1. A cathode arc evaporator of metals and alloys for coating in a vacuum chamber, comprising: an ignition device adapted for initiating an arc discharge,at least one anode,a water-cooled, consumable tubular cathode arranged along a longitudinal axis and rotatable thereabout,an electromagnetic system disposed within said cathode and adapted for forming an arch-like magnetic field, formed by at least one electromagnetic coil, in the vicinity of a surface of said cathode, resulting in a displaceable cathode spot, which is steerable by said magnetic field,at least one sensor located within said consumable tubular cathode and responsive to the proximity of said cathode spot,and a controller which is configured to switch the polarity of the current of said at least one electromagnetic coil in response to the signals received from the at least one sensor.

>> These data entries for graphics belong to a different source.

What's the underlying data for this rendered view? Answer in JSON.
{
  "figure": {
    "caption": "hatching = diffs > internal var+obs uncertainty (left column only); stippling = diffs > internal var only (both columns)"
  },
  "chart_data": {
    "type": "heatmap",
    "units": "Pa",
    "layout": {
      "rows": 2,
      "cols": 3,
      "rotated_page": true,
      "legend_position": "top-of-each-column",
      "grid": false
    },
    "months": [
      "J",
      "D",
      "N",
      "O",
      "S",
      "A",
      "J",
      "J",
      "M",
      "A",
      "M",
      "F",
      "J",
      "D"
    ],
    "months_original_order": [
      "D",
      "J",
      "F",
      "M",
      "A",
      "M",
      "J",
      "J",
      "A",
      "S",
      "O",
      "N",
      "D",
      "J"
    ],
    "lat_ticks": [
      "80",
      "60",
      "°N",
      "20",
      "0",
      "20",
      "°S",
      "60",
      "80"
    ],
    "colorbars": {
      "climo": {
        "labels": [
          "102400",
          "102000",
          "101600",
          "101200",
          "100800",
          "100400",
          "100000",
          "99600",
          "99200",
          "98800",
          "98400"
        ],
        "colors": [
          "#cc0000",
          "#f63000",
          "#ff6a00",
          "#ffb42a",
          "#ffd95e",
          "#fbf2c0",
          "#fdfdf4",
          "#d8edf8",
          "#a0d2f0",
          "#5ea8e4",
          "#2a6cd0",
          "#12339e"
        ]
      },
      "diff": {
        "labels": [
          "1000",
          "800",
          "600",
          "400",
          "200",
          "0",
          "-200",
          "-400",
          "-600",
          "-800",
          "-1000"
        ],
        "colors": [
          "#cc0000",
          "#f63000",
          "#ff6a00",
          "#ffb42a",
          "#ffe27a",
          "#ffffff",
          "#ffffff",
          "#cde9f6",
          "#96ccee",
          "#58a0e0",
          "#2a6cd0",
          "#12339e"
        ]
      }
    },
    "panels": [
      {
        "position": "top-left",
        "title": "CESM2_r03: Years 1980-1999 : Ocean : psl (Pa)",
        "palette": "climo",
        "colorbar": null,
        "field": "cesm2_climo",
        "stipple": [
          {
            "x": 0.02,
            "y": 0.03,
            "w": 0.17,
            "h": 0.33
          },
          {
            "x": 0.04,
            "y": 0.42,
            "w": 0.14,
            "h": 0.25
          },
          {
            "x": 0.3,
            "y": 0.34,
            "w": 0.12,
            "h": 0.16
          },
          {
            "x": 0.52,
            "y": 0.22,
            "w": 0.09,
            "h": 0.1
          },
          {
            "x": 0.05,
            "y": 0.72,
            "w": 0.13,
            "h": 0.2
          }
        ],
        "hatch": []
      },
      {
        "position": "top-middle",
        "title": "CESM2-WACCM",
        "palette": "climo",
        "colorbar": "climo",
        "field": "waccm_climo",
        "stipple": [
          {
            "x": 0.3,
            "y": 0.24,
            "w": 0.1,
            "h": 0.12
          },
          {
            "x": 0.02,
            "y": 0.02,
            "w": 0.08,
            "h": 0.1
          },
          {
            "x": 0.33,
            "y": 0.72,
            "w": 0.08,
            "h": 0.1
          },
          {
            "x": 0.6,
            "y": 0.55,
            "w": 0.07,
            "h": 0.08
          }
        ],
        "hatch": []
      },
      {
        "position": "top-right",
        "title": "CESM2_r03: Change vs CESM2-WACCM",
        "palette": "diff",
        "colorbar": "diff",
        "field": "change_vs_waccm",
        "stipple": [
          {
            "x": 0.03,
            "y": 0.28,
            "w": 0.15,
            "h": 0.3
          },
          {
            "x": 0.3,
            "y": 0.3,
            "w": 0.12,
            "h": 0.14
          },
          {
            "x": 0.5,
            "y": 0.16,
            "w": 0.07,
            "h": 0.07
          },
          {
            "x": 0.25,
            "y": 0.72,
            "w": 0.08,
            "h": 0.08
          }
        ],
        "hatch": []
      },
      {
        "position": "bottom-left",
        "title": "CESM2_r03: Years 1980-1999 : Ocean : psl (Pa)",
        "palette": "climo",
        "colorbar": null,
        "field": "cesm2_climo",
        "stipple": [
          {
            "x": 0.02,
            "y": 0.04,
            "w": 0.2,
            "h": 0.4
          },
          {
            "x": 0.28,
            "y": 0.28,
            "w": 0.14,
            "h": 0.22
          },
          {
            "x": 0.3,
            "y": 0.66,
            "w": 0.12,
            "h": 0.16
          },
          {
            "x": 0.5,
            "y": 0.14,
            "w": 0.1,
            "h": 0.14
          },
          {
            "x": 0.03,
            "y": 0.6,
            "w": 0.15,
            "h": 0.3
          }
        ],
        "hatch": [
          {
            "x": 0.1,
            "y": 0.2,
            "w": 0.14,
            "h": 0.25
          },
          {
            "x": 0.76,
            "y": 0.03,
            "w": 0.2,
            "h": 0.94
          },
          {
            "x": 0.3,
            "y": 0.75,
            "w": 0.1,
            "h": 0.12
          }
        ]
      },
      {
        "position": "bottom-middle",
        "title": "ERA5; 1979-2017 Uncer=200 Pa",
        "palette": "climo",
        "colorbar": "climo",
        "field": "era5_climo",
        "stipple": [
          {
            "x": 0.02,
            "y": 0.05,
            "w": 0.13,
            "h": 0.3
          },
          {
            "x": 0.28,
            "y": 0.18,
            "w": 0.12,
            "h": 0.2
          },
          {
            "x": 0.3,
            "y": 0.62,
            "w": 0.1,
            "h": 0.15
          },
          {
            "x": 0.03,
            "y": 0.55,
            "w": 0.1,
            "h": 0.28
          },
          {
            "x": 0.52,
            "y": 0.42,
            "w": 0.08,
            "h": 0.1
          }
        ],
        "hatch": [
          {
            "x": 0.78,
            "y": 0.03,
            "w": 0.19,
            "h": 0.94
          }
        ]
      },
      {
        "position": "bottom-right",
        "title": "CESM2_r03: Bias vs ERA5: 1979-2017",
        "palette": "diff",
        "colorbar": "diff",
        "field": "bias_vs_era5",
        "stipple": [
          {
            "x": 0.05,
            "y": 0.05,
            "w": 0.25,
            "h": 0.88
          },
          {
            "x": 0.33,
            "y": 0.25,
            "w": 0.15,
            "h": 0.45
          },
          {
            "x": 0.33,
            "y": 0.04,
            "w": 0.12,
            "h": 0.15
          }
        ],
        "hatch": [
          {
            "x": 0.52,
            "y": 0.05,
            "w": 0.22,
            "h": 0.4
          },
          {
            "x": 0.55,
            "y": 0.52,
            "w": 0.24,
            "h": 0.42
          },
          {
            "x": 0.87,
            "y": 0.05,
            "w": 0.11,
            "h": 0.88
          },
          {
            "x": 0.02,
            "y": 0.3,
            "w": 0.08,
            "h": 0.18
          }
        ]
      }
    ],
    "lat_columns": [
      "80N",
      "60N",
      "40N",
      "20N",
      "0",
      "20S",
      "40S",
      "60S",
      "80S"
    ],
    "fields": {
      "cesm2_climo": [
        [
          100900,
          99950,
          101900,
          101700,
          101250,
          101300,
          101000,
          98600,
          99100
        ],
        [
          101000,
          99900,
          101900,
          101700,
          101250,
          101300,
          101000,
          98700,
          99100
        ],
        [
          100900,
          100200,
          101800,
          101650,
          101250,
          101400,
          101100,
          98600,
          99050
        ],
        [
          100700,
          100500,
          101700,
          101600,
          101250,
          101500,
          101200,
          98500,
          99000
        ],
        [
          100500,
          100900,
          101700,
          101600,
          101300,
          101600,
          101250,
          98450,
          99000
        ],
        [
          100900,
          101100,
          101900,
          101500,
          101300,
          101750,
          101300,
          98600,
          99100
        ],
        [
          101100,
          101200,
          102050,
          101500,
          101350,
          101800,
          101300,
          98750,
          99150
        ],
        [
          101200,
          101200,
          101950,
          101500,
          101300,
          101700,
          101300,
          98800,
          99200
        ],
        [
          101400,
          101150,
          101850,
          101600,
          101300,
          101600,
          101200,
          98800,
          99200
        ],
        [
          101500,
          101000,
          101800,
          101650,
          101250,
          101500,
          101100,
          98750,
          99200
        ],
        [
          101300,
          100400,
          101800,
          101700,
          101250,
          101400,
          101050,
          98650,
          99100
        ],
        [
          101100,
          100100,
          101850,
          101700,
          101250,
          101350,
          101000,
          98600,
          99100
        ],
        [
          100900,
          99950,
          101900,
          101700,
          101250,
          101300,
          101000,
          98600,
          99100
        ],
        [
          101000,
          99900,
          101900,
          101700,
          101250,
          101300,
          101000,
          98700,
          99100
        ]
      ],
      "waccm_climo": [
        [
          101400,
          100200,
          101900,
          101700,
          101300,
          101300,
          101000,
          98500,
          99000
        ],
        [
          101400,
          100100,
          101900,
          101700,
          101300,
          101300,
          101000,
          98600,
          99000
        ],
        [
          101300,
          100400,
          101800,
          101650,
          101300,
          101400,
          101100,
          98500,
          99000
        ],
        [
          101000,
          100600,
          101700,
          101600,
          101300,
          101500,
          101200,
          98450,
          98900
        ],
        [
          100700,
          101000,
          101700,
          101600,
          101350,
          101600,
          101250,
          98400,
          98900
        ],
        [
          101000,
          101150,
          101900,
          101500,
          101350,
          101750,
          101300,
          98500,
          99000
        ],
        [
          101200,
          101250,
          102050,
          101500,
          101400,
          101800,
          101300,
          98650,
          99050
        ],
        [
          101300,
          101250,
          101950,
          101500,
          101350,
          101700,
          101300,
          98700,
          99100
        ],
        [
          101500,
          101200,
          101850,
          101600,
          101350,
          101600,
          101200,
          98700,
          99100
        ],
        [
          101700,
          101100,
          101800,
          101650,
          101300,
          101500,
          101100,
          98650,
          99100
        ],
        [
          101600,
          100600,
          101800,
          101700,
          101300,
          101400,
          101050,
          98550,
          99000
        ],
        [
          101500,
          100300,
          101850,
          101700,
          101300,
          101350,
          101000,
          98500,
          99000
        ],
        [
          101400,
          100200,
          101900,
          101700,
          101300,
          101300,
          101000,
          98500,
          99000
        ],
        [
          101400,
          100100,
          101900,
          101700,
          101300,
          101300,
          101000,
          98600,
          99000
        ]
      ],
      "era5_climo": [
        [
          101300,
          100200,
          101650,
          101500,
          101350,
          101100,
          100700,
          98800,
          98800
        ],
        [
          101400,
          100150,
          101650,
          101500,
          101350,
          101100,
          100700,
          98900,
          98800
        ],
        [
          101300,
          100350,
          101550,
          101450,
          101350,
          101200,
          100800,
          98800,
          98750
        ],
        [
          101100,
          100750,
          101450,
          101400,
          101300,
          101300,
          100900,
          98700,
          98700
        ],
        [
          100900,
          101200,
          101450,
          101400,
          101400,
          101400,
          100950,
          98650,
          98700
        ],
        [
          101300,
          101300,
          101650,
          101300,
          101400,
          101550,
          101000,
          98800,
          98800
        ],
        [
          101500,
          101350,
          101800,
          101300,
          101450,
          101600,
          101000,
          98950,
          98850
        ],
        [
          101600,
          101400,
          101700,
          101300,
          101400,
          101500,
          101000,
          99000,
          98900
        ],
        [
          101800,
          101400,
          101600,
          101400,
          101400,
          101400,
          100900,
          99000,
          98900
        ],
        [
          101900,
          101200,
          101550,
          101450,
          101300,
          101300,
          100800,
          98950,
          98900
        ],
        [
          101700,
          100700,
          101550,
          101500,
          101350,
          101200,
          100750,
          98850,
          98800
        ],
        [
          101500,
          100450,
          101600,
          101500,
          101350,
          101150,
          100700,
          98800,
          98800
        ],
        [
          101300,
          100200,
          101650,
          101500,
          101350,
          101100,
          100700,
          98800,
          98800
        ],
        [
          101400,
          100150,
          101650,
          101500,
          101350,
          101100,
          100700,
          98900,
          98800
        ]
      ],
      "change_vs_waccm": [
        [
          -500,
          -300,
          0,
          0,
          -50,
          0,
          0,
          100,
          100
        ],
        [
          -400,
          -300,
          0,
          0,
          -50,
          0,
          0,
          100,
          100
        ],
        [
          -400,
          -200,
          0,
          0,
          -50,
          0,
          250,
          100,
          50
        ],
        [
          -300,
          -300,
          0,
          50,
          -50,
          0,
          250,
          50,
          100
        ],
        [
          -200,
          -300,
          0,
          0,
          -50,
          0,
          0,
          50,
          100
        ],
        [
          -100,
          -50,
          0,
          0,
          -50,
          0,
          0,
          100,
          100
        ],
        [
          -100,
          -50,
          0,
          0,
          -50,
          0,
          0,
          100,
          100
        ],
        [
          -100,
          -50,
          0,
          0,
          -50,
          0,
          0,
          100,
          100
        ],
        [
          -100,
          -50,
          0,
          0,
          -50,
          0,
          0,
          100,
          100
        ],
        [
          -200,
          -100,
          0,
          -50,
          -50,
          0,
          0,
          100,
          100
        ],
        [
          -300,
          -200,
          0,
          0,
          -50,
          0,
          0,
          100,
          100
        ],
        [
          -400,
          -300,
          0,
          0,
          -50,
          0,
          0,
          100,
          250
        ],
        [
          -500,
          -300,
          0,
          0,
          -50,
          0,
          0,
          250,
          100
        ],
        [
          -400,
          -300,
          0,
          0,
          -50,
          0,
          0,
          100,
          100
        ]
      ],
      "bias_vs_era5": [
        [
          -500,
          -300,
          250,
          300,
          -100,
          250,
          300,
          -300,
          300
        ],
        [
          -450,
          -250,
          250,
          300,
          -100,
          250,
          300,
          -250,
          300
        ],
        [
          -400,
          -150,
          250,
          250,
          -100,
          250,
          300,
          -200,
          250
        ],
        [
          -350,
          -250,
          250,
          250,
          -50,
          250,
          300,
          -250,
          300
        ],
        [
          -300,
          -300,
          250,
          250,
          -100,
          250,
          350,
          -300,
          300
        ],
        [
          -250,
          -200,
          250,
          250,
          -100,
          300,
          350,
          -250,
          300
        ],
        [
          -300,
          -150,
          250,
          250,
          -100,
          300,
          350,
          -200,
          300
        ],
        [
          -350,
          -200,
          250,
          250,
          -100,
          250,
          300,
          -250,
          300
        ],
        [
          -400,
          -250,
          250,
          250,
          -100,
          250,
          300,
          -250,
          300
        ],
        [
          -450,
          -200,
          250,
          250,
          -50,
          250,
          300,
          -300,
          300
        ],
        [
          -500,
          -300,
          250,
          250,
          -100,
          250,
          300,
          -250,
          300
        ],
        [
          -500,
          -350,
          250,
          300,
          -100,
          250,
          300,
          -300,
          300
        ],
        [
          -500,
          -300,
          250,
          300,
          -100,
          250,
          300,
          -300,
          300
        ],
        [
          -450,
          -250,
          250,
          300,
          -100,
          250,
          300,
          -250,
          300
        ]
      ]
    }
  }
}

2. The cathode arc evaporator of metals and alloys for coating in vacuum according to claim 1, and wherein the steering of the cathode spot occurs in reciprocating manner, thus increasing the efficiency of the cathode material utilization.

3.-4. (canceled)

5. The cathode arc evaporator of metals and alloys for coating in vacuum, according to claim 1 and wherein said at least one sensor is a magnetic sensor disposed in close vicinity of an inner wall of said cathode under the track of said cathode spot.

6. The cathode arc evaporator of metals and alloys for coating in vacuum, according to claim 1 and wherein said at least one sensor is an acoustic sensor disposed in close vicinity of an inner wall of said cathode under the track of said cathode spot.

7. The cathode arc evaporator of metals and alloys for coating in vacuum, according to claim 1 and wherein said at least one sensor includes a first sensor and a second sensor, which are operative alternately.

8. The cathode arc evaporator of metals and alloys for coating in vacuum, according to claim 7 and wherein said at least one sensor is a double Langmuir probe.

9. The cathode arc evaporator of metals and alloys for coating in vacuum, according to claim 1 and wherein said at least one sensor is an electromagnetic sensor disposed in close vicinity of an inner wall of said cathode under the track of said cathode spot.